Expand enterprise1-ejb/Configuration Files. Double click persistence.xml. In Design View make sure that the persistence provider is hibernate and Use Java Transaction APIs and Include All Entity Classes are selected. Use the same data source as earlier. In XML View remove <properties/> and replace with:
<properties>
<property name="hibernate.cache.provider_class" value="org.hibernate.cache.TreeCacheProvider"/>
<property name="hibernate.cache.provider_configuration_file_resource_path" value ="./META-INF/treecache.xml"/>
</properties>
From the hibernate 3.2.6 distribution archive extract treecache.xml from the etc directory.
Place it in the <netbeansprojects>\enterprise1\enterprise1-ejb\src\conf folder.
Alternatively, create a well formed xml document by right clicking the enterprise1-ejb node and selecting new/other/xml/xml document. Name it treecache.xml and copy the contents of the treecache.xml file from inside the hibernate archive.
Discard the classpath and depends lines. They are not needed outside a JBoss Server. You shouldn't set the transaction manager attribute either. Also if you 're running windows set loopback to true.
That's it. You can proceed to develop the application either as a hybrid JPA/Hibernate instance (as in this example) or switch to hibernate exclusively.

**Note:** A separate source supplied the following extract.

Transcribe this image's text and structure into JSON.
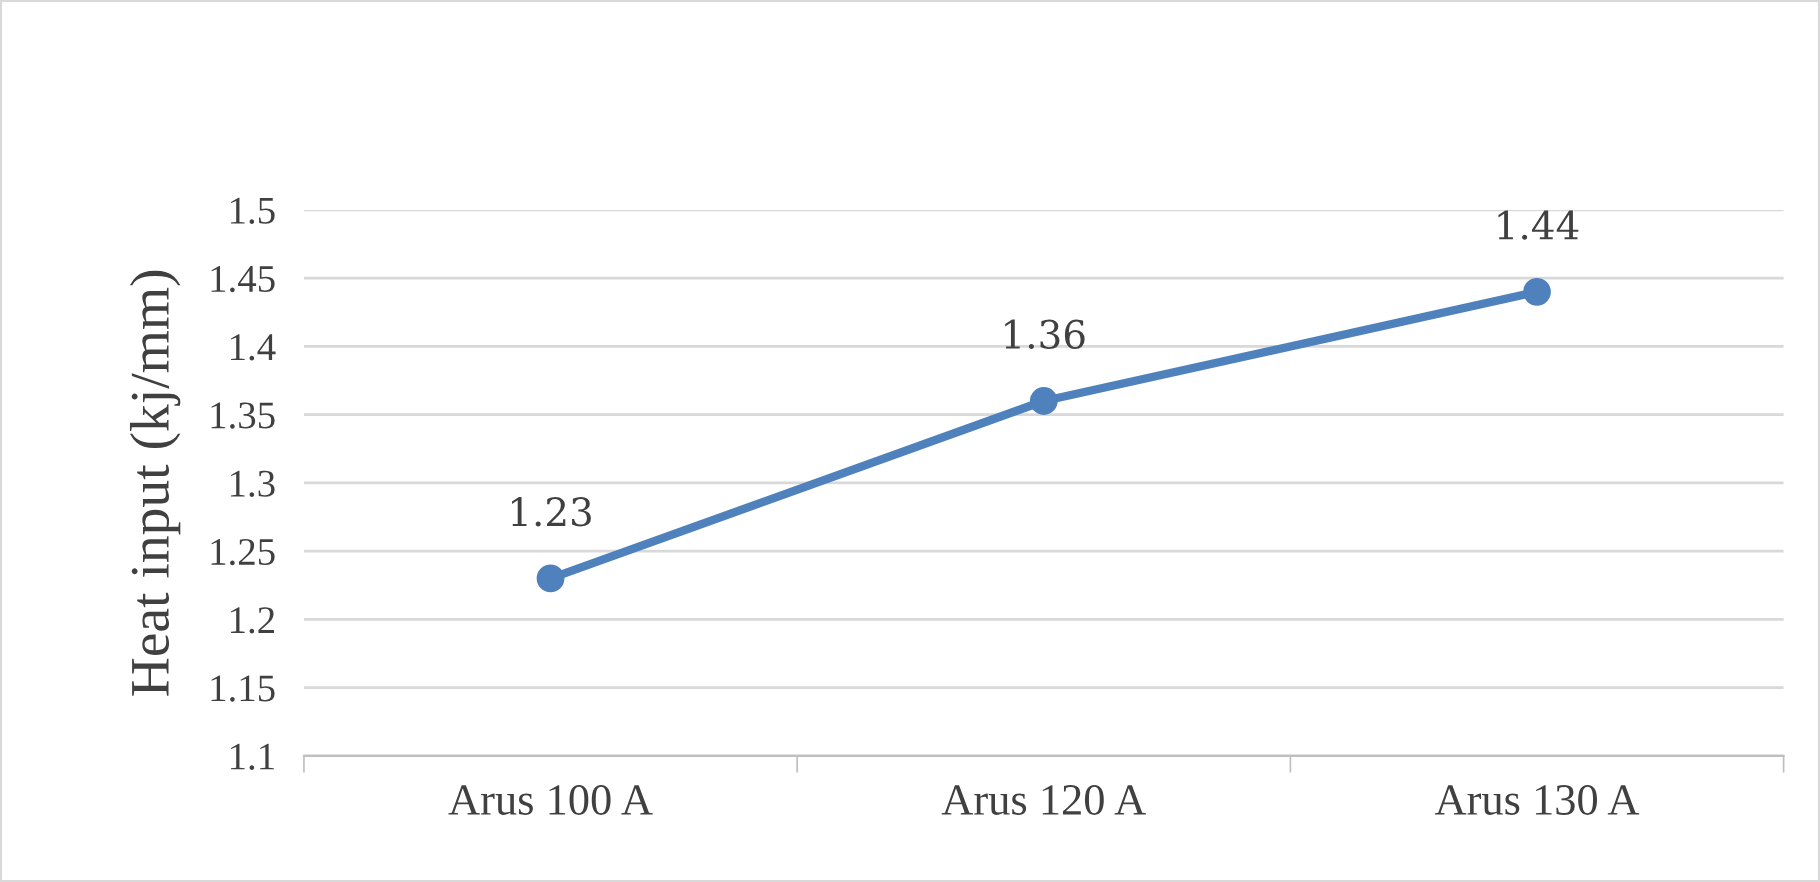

There are no explicit (or worse, absolute path) classpath entries either in the domain or the application and no redundant libraries installed all over the place.
If all goes well, when you deploy the application and test it, transactional caching should be working properly (for the entities/collections you have opted to cache). You should be registering logging output in the server log and if you have netbeans active in the netbeans output window.
Feel free to point errors or omissions.